OK. To clarify. Again. “When used as a pejorative.”
Cprporate America disagrees with you. cite cite
If AT&T, Alltell, KMart, Visa, Reebok, and Chevro-fucking-lay (Heartbeat of America; As American as Apple Pie)are using rappers as pitchmen I’d say their connotations just jumped into the positive with all four feet. You’re gonna have to get up offa that ‘negative image’ bullshit, holmes.
Listen, dumbass. 50 years ago a black heart surgeon couldn’t get a room in the crummiest motel in Birmingham. Are you suggesting that heart surgeons had a negative image? Or was it just pianists/vocalists? Don’t be dragging any 50 year old bullshit into a discussion about accomodations for rappers, for Christ’s sake. Ever watch MTV? I’d say they’re living pretty good.

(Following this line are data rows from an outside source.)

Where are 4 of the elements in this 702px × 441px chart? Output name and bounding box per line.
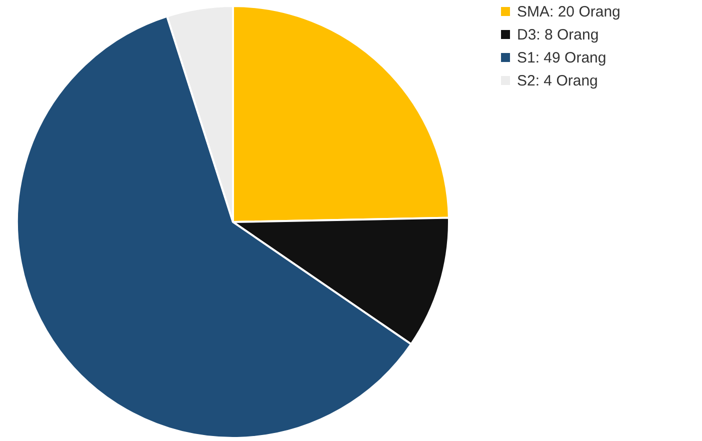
legend-label: S1: 49 Orang <box>517 50 606 66</box>
legend-label: SMA: 20 Orang <box>517 4 620 20</box>
legend-label: S2: 4 Orang <box>517 72 598 90</box>
legend-label: D3: 8 Orang <box>517 26 599 44</box>
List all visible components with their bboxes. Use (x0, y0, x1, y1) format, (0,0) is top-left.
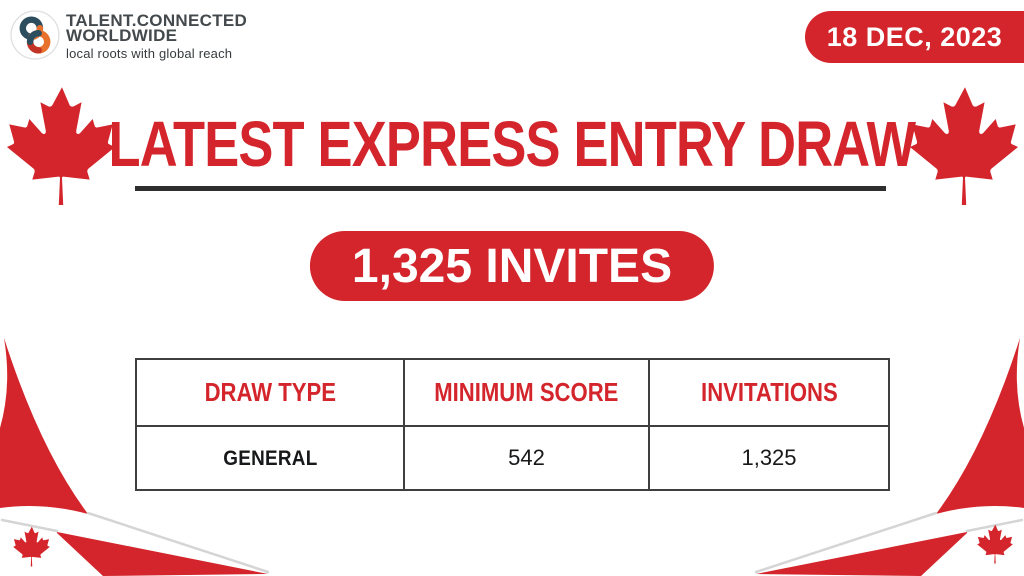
invites-pill-label: 1,325 INVITES (351, 239, 673, 293)
table-row: GENERAL 542 1,325 (135, 425, 890, 491)
date-badge-label: 18 DEC, 2023 (826, 21, 1003, 52)
date-badge: 18 DEC, 2023 (805, 11, 1024, 63)
page-title-wrap: LATEST EXPRESS ENTRY DRAW (0, 108, 1024, 180)
column-header-minimum-score-label: MINIMUM SCORE (434, 377, 619, 407)
cell-minimum-score: 542 (403, 425, 650, 491)
brand-tagline: local roots with global reach (66, 46, 233, 61)
page-title: LATEST EXPRESS ENTRY DRAW (108, 108, 916, 180)
column-header-invitations: INVITATIONS (648, 358, 890, 427)
brand-name-line1: TALENT.CONNECTED (66, 11, 248, 30)
brand-text-block: TALENT.CONNECTED WORLDWIDE local roots w… (66, 10, 247, 61)
cell-invitations-value: 1,325 (741, 445, 797, 470)
title-underline (135, 186, 886, 191)
column-header-minimum-score: MINIMUM SCORE (403, 358, 650, 427)
maple-leaf-icon (977, 524, 1013, 564)
cell-invitations: 1,325 (648, 425, 890, 491)
column-header-invitations-label: INVITATIONS (700, 377, 838, 407)
cell-draw-type-value: GENERAL (222, 447, 318, 470)
draw-table: DRAW TYPE MINIMUM SCORE INVITATIONS GENE… (135, 358, 890, 491)
maple-leaf-icon (13, 526, 50, 567)
brand-swirl-icon (10, 10, 60, 60)
brand-logo: TALENT.CONNECTED WORLDWIDE local roots w… (10, 10, 247, 61)
table-header-row: DRAW TYPE MINIMUM SCORE INVITATIONS (135, 358, 890, 427)
invites-pill: 1,325 INVITES (309, 231, 715, 301)
column-header-draw-type: DRAW TYPE (135, 358, 405, 427)
brand-name-line2: WORLDWIDE (66, 26, 178, 45)
brand-name: TALENT.CONNECTED WORLDWIDE (66, 11, 248, 45)
column-header-draw-type-label: DRAW TYPE (204, 377, 336, 407)
cell-minimum-score-value: 542 (508, 445, 545, 470)
cell-draw-type: GENERAL (135, 425, 405, 491)
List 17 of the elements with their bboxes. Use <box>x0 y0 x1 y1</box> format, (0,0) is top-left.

As stated above, my interpretation of the TVeblen cite from the previous horn-locking admitted no other interpretation of the words mentioned when used as a pejorative. Obviously, I did noy make this clear, although to me it was clear in her statement. To clarify–I do not think that words are offensive in all circumstances. I would hope that you would realize that I mean no offense to anyone (save for those who strike first), and would never have used the words I did in any way other than a recitation of the word itself, in the context of discussing its meaning.